Now a major motion picture starring Melissa McCarthy-Lee Israel's
hilarious and shocking memoir of the astonishing caper she carried
on for almost two years when she forged and sold more than three
hundred letters by such literary notables as Dorothy Parker, Edna
Ferber, Noel Coward, and many others. Before turning to her life of
crime-running a one-woman forgery business out of a phone booth in
a Greenwich Village bar and even dodging the FBI-Lee Israel had a
legitimate career as an author of biographies. Her first book on
Tallulah Bankhead was a New York Times bestseller, and her second,
on the late journalist and reporter Dorothy Kilgallen, made a
splash in the headlines. But by 1990, almost broke and desperate to
hang onto her Upper West Side studio, Lee made a bold and
irreversible career change: inspired by a letter she'd received
once from Katharine Hepburn, and armed with her considerable skills
as a researcher and celebrity biographer, she began to forge
letters in the voices of literary greats.

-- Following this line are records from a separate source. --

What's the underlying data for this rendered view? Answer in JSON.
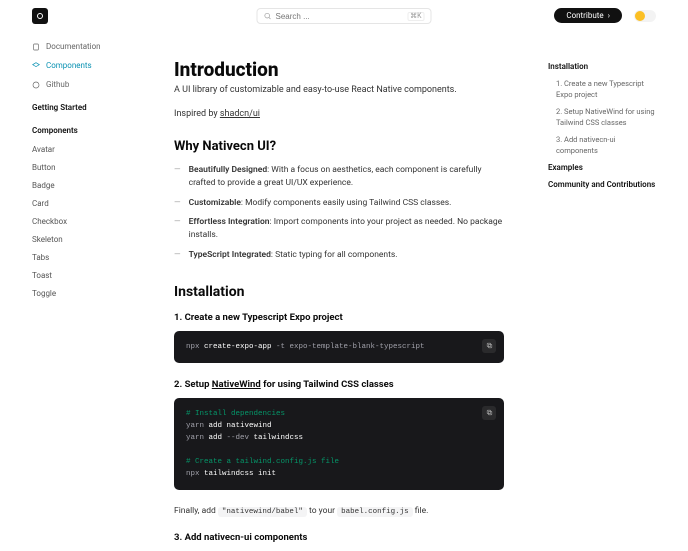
{
  "header": {
    "search_placeholder": "Search ...",
    "kbd": "⌘K",
    "contribute": "Contribute"
  },
  "sidebar": {
    "nav": [
      {
        "label": "Documentation",
        "icon": "file"
      },
      {
        "label": "Components",
        "icon": "layers",
        "active": true
      },
      {
        "label": "Github",
        "icon": "github"
      }
    ],
    "getting_started": "Getting Started",
    "components_h": "Components",
    "components": [
      "Avatar",
      "Button",
      "Badge",
      "Card",
      "Checkbox",
      "Skeleton",
      "Tabs",
      "Toast",
      "Toggle"
    ]
  },
  "main": {
    "title": "Introduction",
    "subtitle": "A UI library of customizable and easy-to-use React Native components.",
    "inspired_by": "Inspired by ",
    "inspired_link": "shadcn/ui",
    "why_h": "Why Nativecn UI?",
    "features": [
      {
        "b": "Beautifully Designed",
        "rest": ": With a focus on aesthetics, each component is carefully crafted to provide a great UI/UX experience."
      },
      {
        "b": "Customizable",
        "rest": ": Modify components easily using Tailwind CSS classes."
      },
      {
        "b": "Effortless Integration",
        "rest": ": Import components into your project as needed. No package installs."
      },
      {
        "b": "TypeScript Integrated",
        "rest": ": Static typing for all components."
      }
    ],
    "install_h": "Installation",
    "step1": "1. Create a new Typescript Expo project",
    "code1_pre": "npx ",
    "code1_cmd": "create-expo-app ",
    "code1_rest": "-t expo-template-blank-typescript",
    "step2_pre": "2. Setup ",
    "step2_link": "NativeWind",
    "step2_post": " for using Tailwind CSS classes",
    "code2_c1": "# Install dependencies",
    "code2_l1a": "yarn ",
    "code2_l1b": "add ",
    "code2_l1c": "nativewind",
    "code2_l2a": "yarn ",
    "code2_l2b": "add ",
    "code2_l2c": "--dev ",
    "code2_l2d": "tailwindcss",
    "code2_c2": "# Create a tailwind.config.js file",
    "code2_l3a": "npx ",
    "code2_l3b": "tailwindcss ",
    "code2_l3c": "init",
    "finally_pre": "Finally, add ",
    "finally_code1": "\"nativewind/babel\"",
    "finally_mid": " to your ",
    "finally_code2": "babel.config.js",
    "finally_post": " file.",
    "step3": "3. Add nativecn-ui components"
  },
  "toc": {
    "installation": "Installation",
    "items": [
      "1. Create a new Typescript Expo project",
      "2. Setup NativeWind for using Tailwind CSS classes",
      "3. Add nativecn-ui components"
    ],
    "examples": "Examples",
    "community": "Community and Contributions"
  }
}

Between 1990 and 1991,
she wrote more than three hundred letters in the voices of, among
others, Dorothy Parker, Louise Brooks, Edna Ferber, Lillian
Hellman, and Noel Coward-and sold the forgeries to memorabilia and
autograph dealers. "Lee Israel is deft, funny, and eminently
entertaining...[in her] gentle parable about the modern culture of
fame, about those who worship it, those who strive for it, and
those who trade in its relics" (The Associated Press). Exquisitely
written, with reproductions of her marvelous forgeries, Can You
Ever Forgive Me? is "a slender, sordid, and pretty damned fabulous
book about her misadventures" (The New York Times Book Review).